# CR1 Visa timeline validity question



## HammersmithLad (Sep 20, 2016)

Hi Everyone,

I’m a UK citizen married to US citizen for just over 2 years, we were married in the UK and my Wife is staying in the UK on FLR(M) and is getting ready to apply for the 2nd stage under the 5 year route in March 2017.

We have some family issues that mean we have to go and stay in the USA for 6 months after March 2017. I was wondering what was possible for me and I was wondering if anyone had any experience or advice on? 

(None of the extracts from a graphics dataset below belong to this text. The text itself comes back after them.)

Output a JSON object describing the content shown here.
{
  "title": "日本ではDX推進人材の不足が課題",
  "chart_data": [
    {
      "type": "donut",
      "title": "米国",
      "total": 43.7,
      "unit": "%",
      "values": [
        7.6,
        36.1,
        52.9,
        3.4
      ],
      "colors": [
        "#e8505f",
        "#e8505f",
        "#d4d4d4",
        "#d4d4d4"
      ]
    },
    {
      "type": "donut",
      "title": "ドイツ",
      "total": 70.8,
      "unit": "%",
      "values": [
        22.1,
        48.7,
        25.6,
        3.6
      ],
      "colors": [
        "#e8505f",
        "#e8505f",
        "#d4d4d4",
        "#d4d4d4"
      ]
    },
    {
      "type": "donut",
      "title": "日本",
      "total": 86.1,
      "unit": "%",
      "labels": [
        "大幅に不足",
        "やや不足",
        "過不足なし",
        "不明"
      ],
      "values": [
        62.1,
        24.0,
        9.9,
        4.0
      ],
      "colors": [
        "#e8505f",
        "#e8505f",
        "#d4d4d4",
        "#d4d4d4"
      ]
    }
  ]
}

•	could I apply for a CR1 visa and be able to work in the USA during that 6 months?
•	If we came back to the UK for my Wife to complete FLR(M), can I return to the USA later with the same CR1 Visa? Does anyone have any info on guidelines on time spent out of the country with the CR1 Visa validity?
•	are there any other options that will allow me to work in the USA?

They are general timelines as we aren’t sure of where we will be as that is governed the health of others, so we need to be as flexible as possible.

Thanks,
Steve.


----------



## twostep (Apr 3, 2008)

You may make your dead line if you go the route of Direct Consular Filing in London asap. Re-entry permit allows a Green Card holder to be out side the US for up to a year. It has to be applied for while in the US and aproved. 
Unless you go the route of investor or employment based visa there is no temporary employment authorization.
A Gren Card is not a pond hopper visa but the first step to US citizenship. 
You can always use 90 days via ESTA or apply for 180 days B2 based on whatever the family reason is. Neither entails employment authorization.


----------



## Davis1 (Feb 20, 2009)

A CR! visa is applied for by a US citizen while they are living in the US . it takes around a year to get
I found difficulty in following your post 


SPOUSAL VISA
https://travel.state.gov/content/visas/en/immigrate/family/immediate-relative.html


----------